Previous recommendations would say "open the data" to Recovery.gov

As many have jumped into making recommendations on how Recovery data  should be packaged and disseminated, I'm reminded of some important previous work in this area.

The first is the ACM U.S. Public Policy Committee (USACM) Recommendations on Open Government. I have a tremendous respect for the ACM as "the world’s largest educational and scientific computing society". The ACM U.S. Public Policy Committee (USACM) "serves as the focal point for ACM's interaction with U.S. government organizations, the computing community, and the U.S. public in all matters of U.S. public policy related to information technology."   The policy statement on "open government"  first sets the context for its recommendations:

Individual citizens, companies and organizations have begun to use computers to analyze government data, often creating and sharing tools that allow others to perform their own analyses. This process can be enhanced by government policies that promote data reusability, which often can be achieved through modest technical measures. But today, various parts of governments at all levels have differing and sometimes detrimental policies toward promoting a vibrant landscape of third-party web sites and tools that can enhance the usefulness of government data.

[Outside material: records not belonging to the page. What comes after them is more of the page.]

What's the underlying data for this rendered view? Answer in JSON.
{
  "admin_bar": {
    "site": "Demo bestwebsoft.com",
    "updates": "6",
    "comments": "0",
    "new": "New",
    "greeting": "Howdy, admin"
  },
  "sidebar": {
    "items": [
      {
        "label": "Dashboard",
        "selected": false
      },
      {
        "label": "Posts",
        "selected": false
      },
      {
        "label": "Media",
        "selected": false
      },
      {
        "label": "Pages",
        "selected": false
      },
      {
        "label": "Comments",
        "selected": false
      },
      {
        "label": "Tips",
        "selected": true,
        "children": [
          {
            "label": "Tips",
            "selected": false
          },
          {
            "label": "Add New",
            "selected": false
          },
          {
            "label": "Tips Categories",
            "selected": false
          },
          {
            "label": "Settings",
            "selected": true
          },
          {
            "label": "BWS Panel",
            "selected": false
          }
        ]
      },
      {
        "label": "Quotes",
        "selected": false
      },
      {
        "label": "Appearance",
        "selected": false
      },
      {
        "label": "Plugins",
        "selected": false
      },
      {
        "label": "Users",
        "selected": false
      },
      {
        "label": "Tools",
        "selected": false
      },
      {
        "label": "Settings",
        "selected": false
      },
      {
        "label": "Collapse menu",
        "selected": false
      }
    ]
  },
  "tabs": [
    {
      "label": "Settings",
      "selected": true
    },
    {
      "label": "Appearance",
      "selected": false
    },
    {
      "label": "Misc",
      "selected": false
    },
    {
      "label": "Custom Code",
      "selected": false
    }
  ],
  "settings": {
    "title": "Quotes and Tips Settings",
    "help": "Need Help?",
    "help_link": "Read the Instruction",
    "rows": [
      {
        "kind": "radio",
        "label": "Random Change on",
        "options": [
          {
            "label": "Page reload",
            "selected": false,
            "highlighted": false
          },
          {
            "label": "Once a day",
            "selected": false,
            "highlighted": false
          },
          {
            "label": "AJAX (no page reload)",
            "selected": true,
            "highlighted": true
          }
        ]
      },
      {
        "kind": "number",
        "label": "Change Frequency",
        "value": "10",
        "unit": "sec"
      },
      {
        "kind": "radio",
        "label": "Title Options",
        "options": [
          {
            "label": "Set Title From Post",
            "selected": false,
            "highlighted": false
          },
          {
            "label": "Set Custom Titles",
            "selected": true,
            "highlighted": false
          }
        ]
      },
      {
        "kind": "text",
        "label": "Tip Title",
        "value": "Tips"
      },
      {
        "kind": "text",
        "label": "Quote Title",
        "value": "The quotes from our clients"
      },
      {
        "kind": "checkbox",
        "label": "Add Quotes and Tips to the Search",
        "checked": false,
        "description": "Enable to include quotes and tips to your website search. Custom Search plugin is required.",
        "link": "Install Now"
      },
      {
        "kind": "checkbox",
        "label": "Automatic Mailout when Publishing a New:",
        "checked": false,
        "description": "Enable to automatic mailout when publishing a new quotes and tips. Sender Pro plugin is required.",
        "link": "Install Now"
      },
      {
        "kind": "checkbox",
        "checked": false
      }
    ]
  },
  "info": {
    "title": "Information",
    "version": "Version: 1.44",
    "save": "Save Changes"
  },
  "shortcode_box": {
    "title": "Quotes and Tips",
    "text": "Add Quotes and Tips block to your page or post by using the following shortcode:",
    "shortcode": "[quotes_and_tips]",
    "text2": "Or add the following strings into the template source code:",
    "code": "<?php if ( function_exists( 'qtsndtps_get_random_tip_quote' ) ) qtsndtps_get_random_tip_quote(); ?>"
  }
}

The recommendations  "for data that is already considered public information" are:

  • Data published by the government should be in formats and approaches that promote analysis and reuse of that data.
  • Data republished by the government that has been received or stored in a machine-readable format (such as online regulatory filings) should preserve the machine-readability of that data.
  • Information should be posted so as to also be accessible to citizens with limitations and disabilities.
  • Citizens should be able to download complete datasets of regulatory, legislative or other information, or appropriately chosen subsets of that information, when it is published by government.
  • Citizens should be able to directly access government-published datasets using standard methods such as queries via an API (Application Programming Interface).
  • Government bodies publishing data online should always seek to publish using data formats that do not include executable content.
  • Published content should be digitally signed or include attestation of publication/creation date, authenticity, and integrity.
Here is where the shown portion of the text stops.